Ruth Bernhard was the daughter of Lucien Bernhard, a graphic designer known as "the father of the German poster." After studying for two years at the Berlin Academy of Art, she came to New York in 1927 and worked briefly in Ralph Steiner's studio; she bought her first camera the next year. Her first serious photograph, Lifesavers, interested Vogue's art director, Dr. M.F. Agha, and he arranged for its publication in Advertising Art in 1931; many photography assignments in advertising and industrial design photography followed. In 1934, she photographed the Museum of Modern Art's Machine Art exhibition, and began the photographs of nudes for which she is best known. She met Edward Weston in California and was compelled enough by his ideas to move to California in 1935. The focus of her work expanded to include pictures such as Doll's Head, often considered a prototype of Surrealist photography. Bernhard moved back to New York for eight years in 1939 during which time she met Alfred Stieglitz and was the subject of an issue of U.S. Camera. When she returned to California, she joined Ansel Adams, Wynn Bullock, and Imogen Cunningham as a leading photographer on the West Coast. She began a long and successful teaching career in 1967 and received the Dorothea Lange Award from the Oakland Art Museum in 1971. Two portfolios of her work--The Eternal Body and The Gift of the Commonplace--appeared in 1976, and a collection of her work, Collecting Light, was published in 1979.

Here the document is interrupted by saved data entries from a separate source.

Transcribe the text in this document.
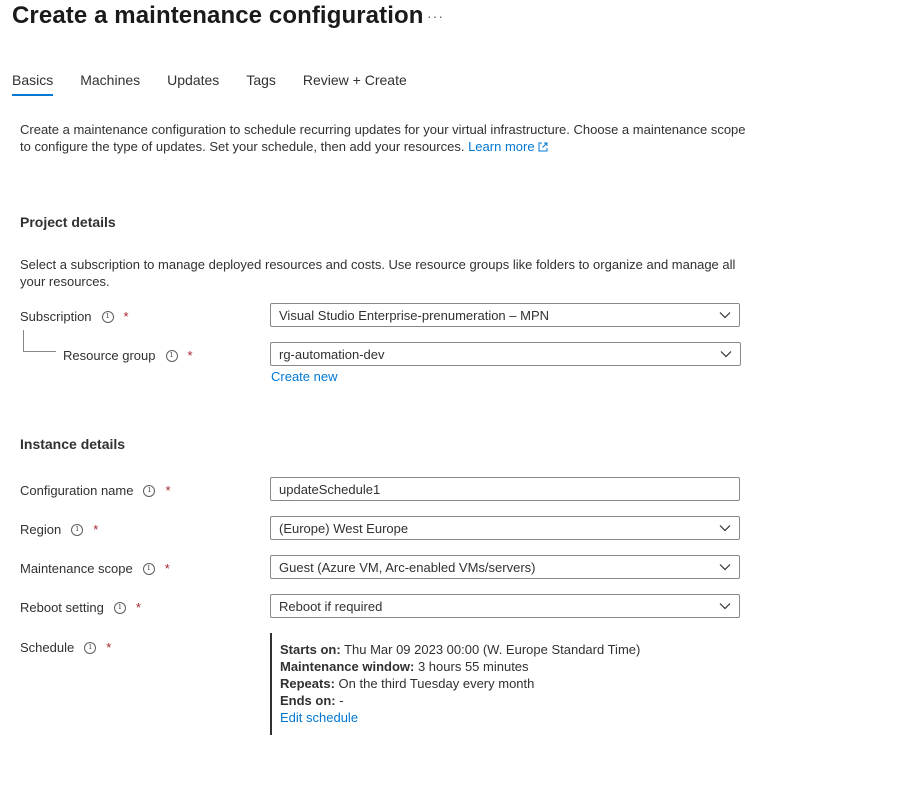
Create a maintenance configuration ···
Basics Machines Updates Tags Review + Create
Create a maintenance configuration to schedule recurring updates for your virtual infrastructure. Choose a maintenance scope to configure the type of updates. Set your schedule, then add your resources. Learn more
Project details
Select a subscription to manage deployed resources and costs. Use resource groups like folders to organize and manage all your resources.
Subscription	i	*	Visual Studio Enterprise-prenumeration – MPN
Resource group	i	*	rg-automation-dev
Create new
Instance details
Configuration name	i	*	updateSchedule1
Region	i	*	(Europe) West Europe
Maintenance scope	i	*	Guest (Azure VM, Arc-enabled VMs/servers)
Reboot setting	i	*	Reboot if required
Schedule	i	*	Starts on: Thu Mar 09 2023 00:00 (W. Europe Standard Time)
Maintenance window: 3 hours 55 minutes
Repeats: On the third Tuesday every month
Ends on: -
Edit schedule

Bernhard treats all of her subjects, whether they are nudes, shells, or advertising products, as objects worthy of detailed observation. The close-up rendering lends a psychological element that aligns her work with both Surrealism and with the formalist tenets of 1930s modernist photography. In combining graphic elegance with sensual subject matter, Bernhard achieves a delicate balance between compositional precision and evocative sensuality.